A little more than 60 days after negotiations began between General Electric Co. and the union representing 179 workers at the GE Ohio Lamp Plant on North Park Avenue, a tentative deal has been struck to keep the facility open.
Citing declining sales volume, the company had issued an intent-to-close notice for the plant in January, which employs about 200 people. Under the original plan, the plant was scheduled to close sometime during the first quarter of 2014.
But IUE-CWA Local 722, the industrial division of the Communications Workers of America that represents employees at the plant, put forward a series of cost-cutting measures and other ideas that GE found appealing, leading to a tentative agreement that now must be ratified by a majority of the union.

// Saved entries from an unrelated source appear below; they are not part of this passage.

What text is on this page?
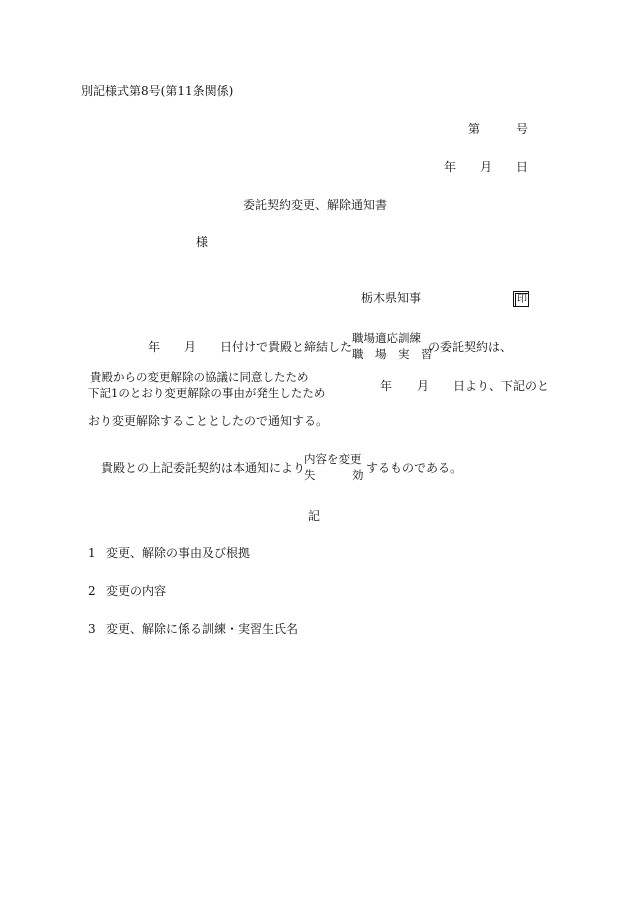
別記様式第8号(第11条関係)
第	号
年 月 日
委託契約変更、解除通知書
様
栃木県知事	印
年 月 日付けで貴殿と締結した
職場適応訓練
職　場　実　習
の委託契約は、
貴殿からの変更解除の協議に同意したため
下記1のとおり変更解除の事由が発生したため	年 月 日より、下記のと
おり変更解除することとしたので通知する。
貴殿との上記委託契約は本通知により
内容を変更
失	効 するものである。
記
1 変更、解除の事由及び根拠
2 変更の内容
3 変更、解除に係る訓練・実習生氏名
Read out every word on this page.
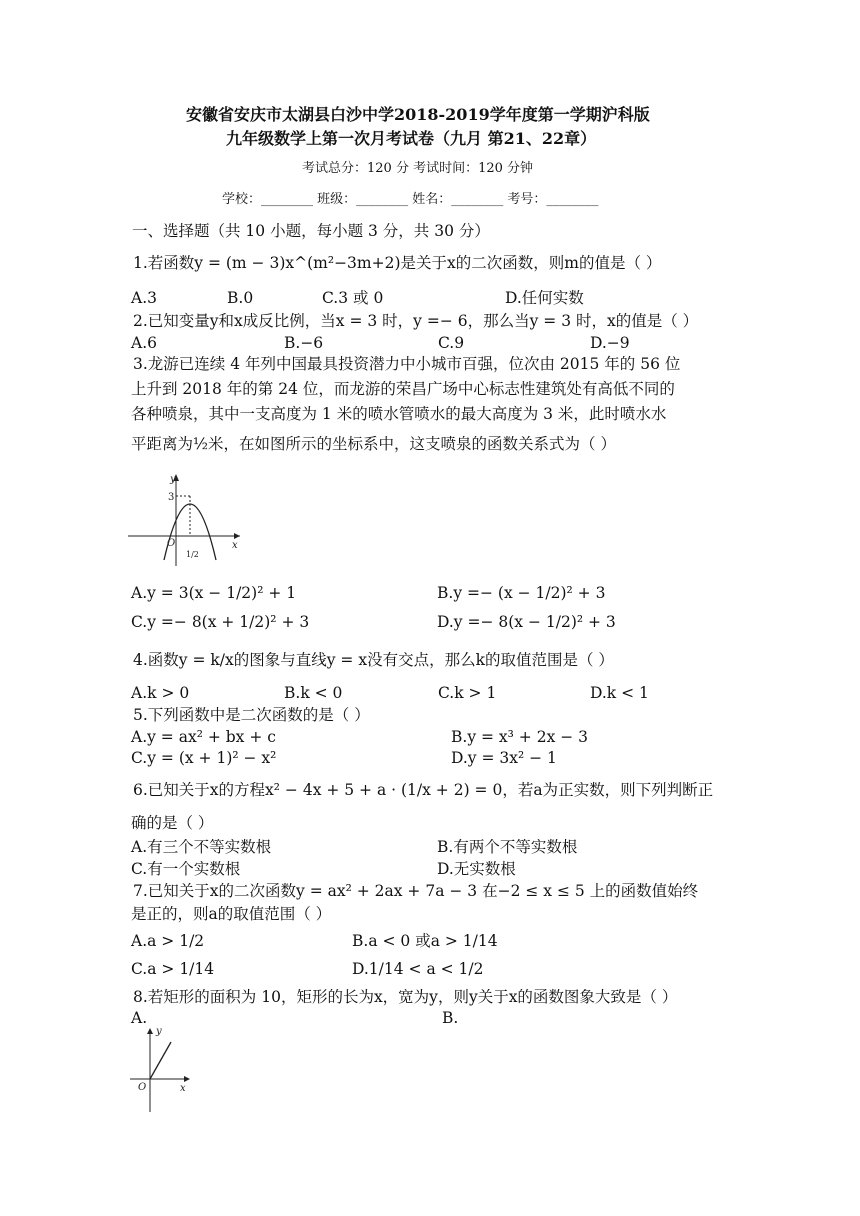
安徽省安庆市太湖县白沙中学2018-2019学年度第一学期沪科版
九年级数学上第一次月考试卷（九月 第21、22章）
考试总分：120 分 考试时间：120 分钟
学校：________ 班级：________ 姓名：________ 考号：________
一、选择题（共 10 小题，每小题 3 分，共 30 分）
1.若函数y = (m − 3)x^(m²−3m+2)是关于x的二次函数，则m的值是（ ）
A.3	B.0	C.3 或 0	D.任何实数
2.已知变量y和x成反比例，当x = 3 时，y =− 6，那么当y = 3 时，x的值是（ ）
A.6	B.−6	C.9	D.−9
3.龙游已连续 4 年列中国最具投资潜力中小城市百强，位次由 2015 年的 56 位
上升到 2018 年的第 24 位，而龙游的荣昌广场中心标志性建筑处有高低不同的
各种喷泉，其中一支高度为 1 米的喷水管喷水的最大高度为 3 米，此时喷水水
平距离为½米，在如图所示的坐标系中，这支喷泉的函数关系式为（ ）
y
x
O
3
1/2
A.y = 3(x − 1/2)² + 1	B.y =− (x − 1/2)² + 3
C.y =− 8(x + 1/2)² + 3	D.y =− 8(x − 1/2)² + 3
4.函数y = k/x的图象与直线y = x没有交点，那么k的取值范围是（ ）
A.k > 0	B.k < 0	C.k > 1	D.k < 1
5.下列函数中是二次函数的是（ ）
A.y = ax² + bx + c	B.y = x³ + 2x − 3
C.y = (x + 1)² − x²	D.y = 3x² − 1
6.已知关于x的方程x² − 4x + 5 + a · (1/x + 2) = 0，若a为正实数，则下列判断正
确的是（ ）
A.有三个不等实数根	B.有两个不等实数根
C.有一个实数根	D.无实数根
7.已知关于x的二次函数y = ax² + 2ax + 7a − 3 在−2 ≤ x ≤ 5 上的函数值始终
是正的，则a的取值范围（ ）
A.a > 1/2	B.a < 0 或a > 1/14
C.a > 1/14	D.1/14 < a < 1/2
8.若矩形的面积为 10，矩形的长为x，宽为y，则y关于x的函数图象大致是（ ）
A.	B.
y
x
O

“I think we like the overall plan; it’s not the individual pieces, it’s the entire plan,” said Christopher Augustine, a GE spokesman. “What they presented was related to how they were going to become more cost-effective, as well as more productive; if that was not the case, we would have followed through with the closure.”
For now, much of the deal remains a mystery, as most of the union’s membership has not yet been briefed on the finer points, said Scott Moore, president of Local 722, adding that he believes it is “a good agreement when you consider the alternative of closing.”
A large part of the plan, though, is a shift in what the plant manufactures. The facility primarily serves industrial and commercial customers looking to cut their electricity bills. Over the years, energy-efficient bulbs have become a means to do so, but the plant does not produce them.
“We’re going to be transferring some of that old equipment out and transferring in new technology as part of the plan to make energy-efficient bulbs,” Moore said.
Augustine could not provide further details on the outline of the agreement, saying only that the union had agreed to “some wage concessions” as part of the deal.
Since GE first announced its intent to close the facility in January, some members of Ohio’s congressional delegation stepped up their efforts to keep the doors open. In May, RG Steel announced it would lay off more than 1,200 workers at its Warren facility, only one month before declaring bankruptcy and selling the mill, putting a major dent in the city’s workforce.
January’s announcement from GE threatened to make matters worse.
U.S. Sen. Sherrod Brown met with Maryrose Sylvester, chief executive of GE Lighting, on Wednesday. Last week, Brown asked her to reconsider alternatives put forward by the plant’s workers.
U.S. Rep. Tim Ryan of Niles, D-13th, also has worked closely with the company and the union on the issue.
The union will vote to ratify the agreement late Monday. More details are expected to be released at that time.